Des dizaines de manifestants, certains armés, se sont rassemblés devant le siège de la brigade d’ex-rebelles « Bouclier de Libye » qui relève formellement du ministère de la Défense, en vue de la déloger et provoquant ainsi un affrontement entre les deux groupes.Pour apaiser la tension, le Congrès général national (CGN), la plus haute autorité politique du pays, par le biais de son vice-président a annoncé la démission du chef d’état-major, Youssef al-Mangouch.

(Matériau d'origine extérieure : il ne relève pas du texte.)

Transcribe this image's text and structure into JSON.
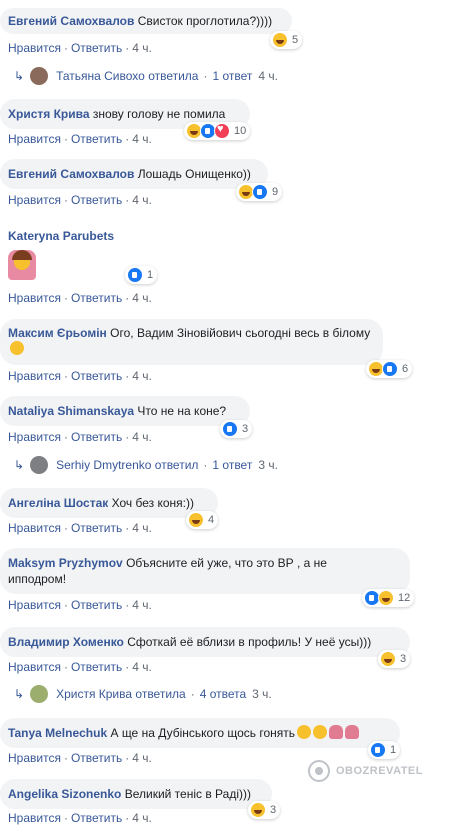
{
  "labels": {
    "like": "Нравится",
    "reply": "Ответить"
  },
  "colors": {
    "author": "#385898",
    "bubble": "#f2f3f5",
    "muted": "#606770",
    "like": "#1877f2",
    "haha": "#f7c02d",
    "love": "#f33e58"
  },
  "comments": [
    {
      "author": "Евгений Самохвалов",
      "text": "Свисток проглотила?))))",
      "time": "4 ч.",
      "reactions": [
        "haha"
      ],
      "count": "5"
    },
    {
      "author": "Христя Крива",
      "text": "знову голову не помила",
      "time": "4 ч.",
      "reactions": [
        "haha",
        "like",
        "love"
      ],
      "count": "10"
    },
    {
      "author": "Евгений Самохвалов",
      "text": "Лошадь Онищенко))",
      "time": "4 ч.",
      "reactions": [
        "haha",
        "like"
      ],
      "count": "9"
    },
    {
      "author": "Kateryna Parubets",
      "text": "",
      "time": "4 ч.",
      "reactions": [
        "like"
      ],
      "count": "1"
    },
    {
      "author": "Максим Єрьомін",
      "text": "Ого, Вадим Зіновійович сьогодні весь в білому",
      "time": "4 ч.",
      "reactions": [
        "haha",
        "like"
      ],
      "count": "6"
    },
    {
      "author": "Nataliya Shimanskaya",
      "text": "Что не на коне?",
      "time": "4 ч.",
      "reactions": [
        "like"
      ],
      "count": "3"
    },
    {
      "author": "Ангеліна Шостак",
      "text": "Хоч без коня:))",
      "time": "4 ч.",
      "reactions": [
        "haha"
      ],
      "count": "4"
    },
    {
      "author": "Maksym Pryzhymov",
      "text": "Объясните ей уже, что это ВР , а не",
      "text2": "ипподром!",
      "time": "4 ч.",
      "reactions": [
        "like",
        "haha"
      ],
      "count": "12"
    },
    {
      "author": "Владимир Хоменко",
      "text": "Сфоткай её вблизи в профиль! У неё усы)))",
      "time": "4 ч.",
      "reactions": [
        "haha"
      ],
      "count": "3"
    },
    {
      "author": "Tanya Melnechuk",
      "text": "А ще на Дубінського щось гонять",
      "time": "4 ч.",
      "reactions": [
        "like"
      ],
      "count": "1"
    },
    {
      "author": "Angelika Sizonenko",
      "text": "Великий теніс в Раді)))",
      "time": "4 ч.",
      "reactions": [
        "haha"
      ],
      "count": "3"
    }
  ],
  "replies": [
    {
      "name": "Татьяна Сивохо",
      "verb": "ответила",
      "count": "1 ответ",
      "time": "4 ч."
    },
    {
      "name": "Serhiy Dmytrenko",
      "verb": "ответил",
      "count": "1 ответ",
      "time": "3 ч."
    },
    {
      "name": "Христя Крива",
      "verb": "ответила",
      "count": "4 ответа",
      "time": "3 ч."
    }
  ],
  "watermark": "OBOZREVATEL"
}
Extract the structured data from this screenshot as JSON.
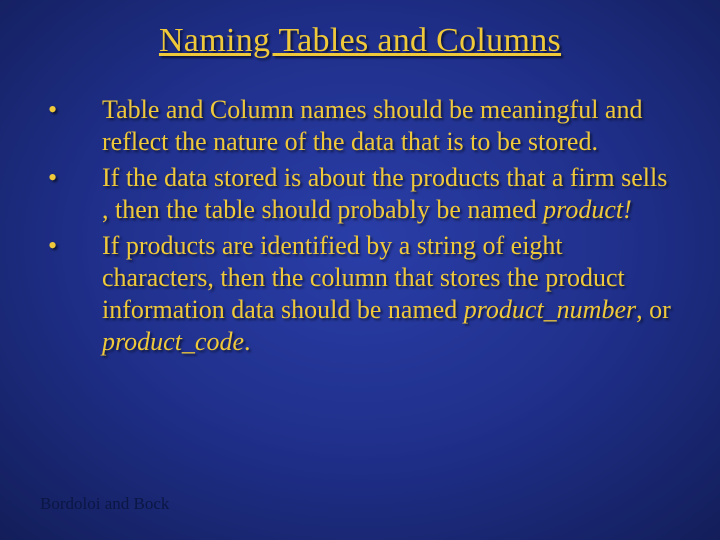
{
  "slide": {
    "title": "Naming Tables and Columns",
    "bullets": [
      {
        "text": "Table and Column names should be meaningful and reflect the nature of the data that is to be stored."
      },
      {
        "text_pre": "If the data stored is about the products that a firm sells , then the table should probably be named ",
        "emph": "product!"
      },
      {
        "text_pre": "If products are identified by a string of eight characters, then the column that stores the product information data should be named ",
        "emph": "product_number",
        "text_mid": ", or ",
        "emph2": "product_code",
        "text_post": "."
      }
    ],
    "footer": "Bordoloi and Bock"
  }
}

De plus, le gouvernement aura deux semaines pour mettre en place un plan visant à dissoudre les groupes armés. Les membres de ces ex-rebelles rejoindront de manière individuelle la force régulière de l’ordre.En définitive, le premier ministre Ali Zeidana annoncé que «Bouclier de Libye» a quitté sa caserne et que l’armée régulière avait pris possession des lieux et des armes lourdes qui s’y trouvaient. En revanche, Ali al-Chikhi, porte-parole du chef d’état-major, a fait savoir que «Bouclier de Libye» était «une force de réserve de l’armée libyenne» et que vouloir la déloger serait «une agression contre une force légitime». C’est en effet la brigade la plus importante en terme d’armement et d’effectif et elle a à sa tête se trouve un ex-rebelle connu pour ses liens étroits avec les islamistes.  Elle appuie l’armée dans certaines missions comme la surveillance des frontières.

Benghazi est la deuxième ville de Libye d’où était partie en 2011 la contestation qui a conduit à la chute du régime de Kadhafi. En octobre dernier, un soulèvement  pareil contre les milices armées  avait eu lieu et s’était soldé par le départ de certaines d’entre elles au prix du sang des manifestants.